Yes — most ingredients in this recipe have flexible swaps. For oil, use any neutral high-smoke-point oil (avocado, grapeseed, refined coconut). For aromatics, dried herbs at ⅓ the volume of fresh work in a pinch. The full ingredient list is shoppable on Instacart so you can see substitutes in real time.
How do I scale Aperol-Braised Chicken Thighs with Fennel for a different number of people?

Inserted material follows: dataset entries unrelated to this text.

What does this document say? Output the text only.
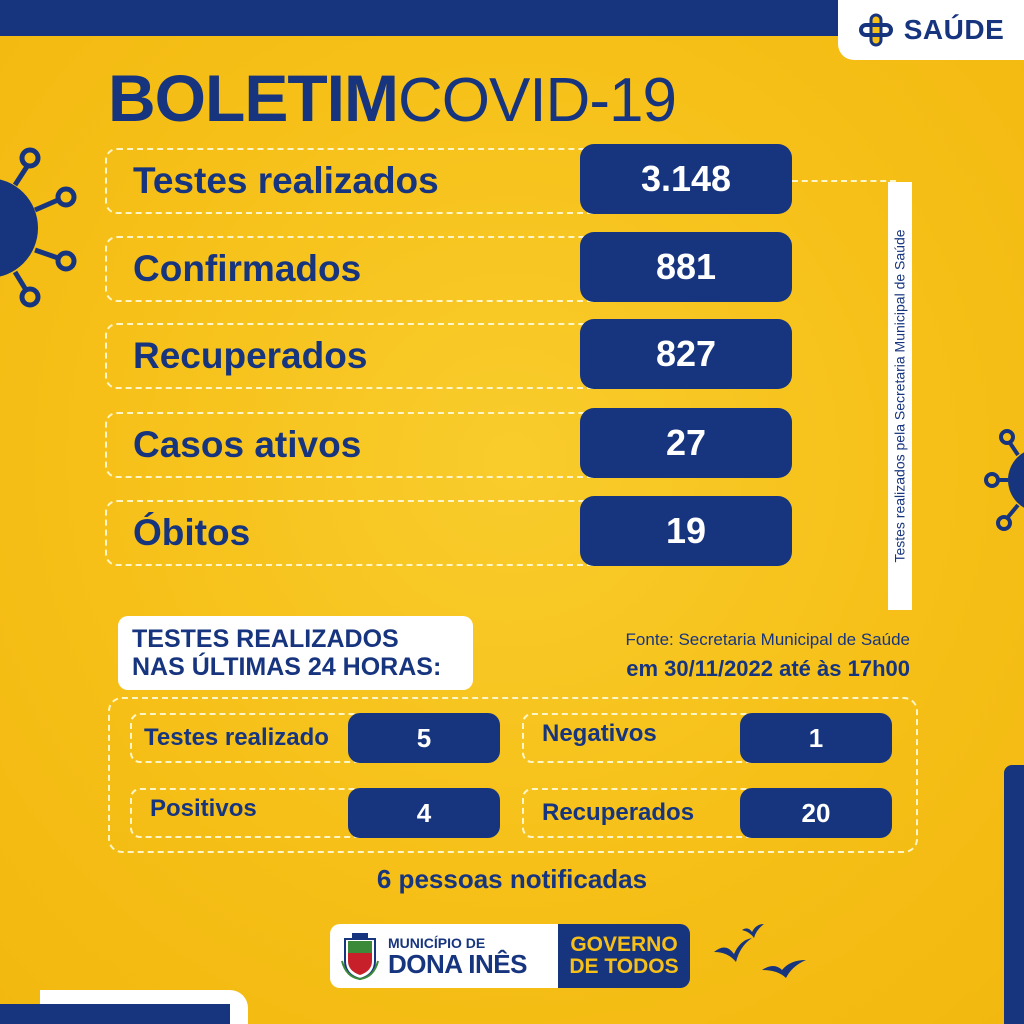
SAÚDE
BOLETIM COVID-19
Testes realizados	3.148
Confirmados	881
Recuperados	827
Casos ativos	27
Óbitos	19	Testes realizados pela Secretaria Municipal de Saúde
TESTES REALIZADOS
NAS ÚLTIMAS 24 HORAS:
Fonte: Secretaria Municipal de Saúde
em 30/11/2022 até às 17h00
Testes realizado	5	Negativos	1
Positivos	4	Recuperados	20
6 pessoas notificadas
MUNICÍPIO DE
DONA INÊS
GOVERNO
DE TODOS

The recipe is written for 4 servings. Multiply each ingredient by (your serving target / 4). Cook time stays roughly the same up to 2x; for 3-4x batches, switch from a skillet to a sheet pan or stockpot so the food isn't crowded — overcrowding steams instead of browns.
What goes well with Aperol-Braised Chicken Thighs with Fennel?
Italian one pot like this pair well with a simple grain (rice, couscous, or crusty bread), a quick salad with acid (lemon vinaigrette, pickled onions), and a pan sauce or yogurt-based dip. Tap "Plan a meal with the AI" to get specific side suggestions.
What others are saying
- ★★★★★
My kids actually asked for seconds. The fennel was the perfect balance.
- ★★★★★
This was a hit at my dinner party! The Aperol gave such a lovely depth to the chicken.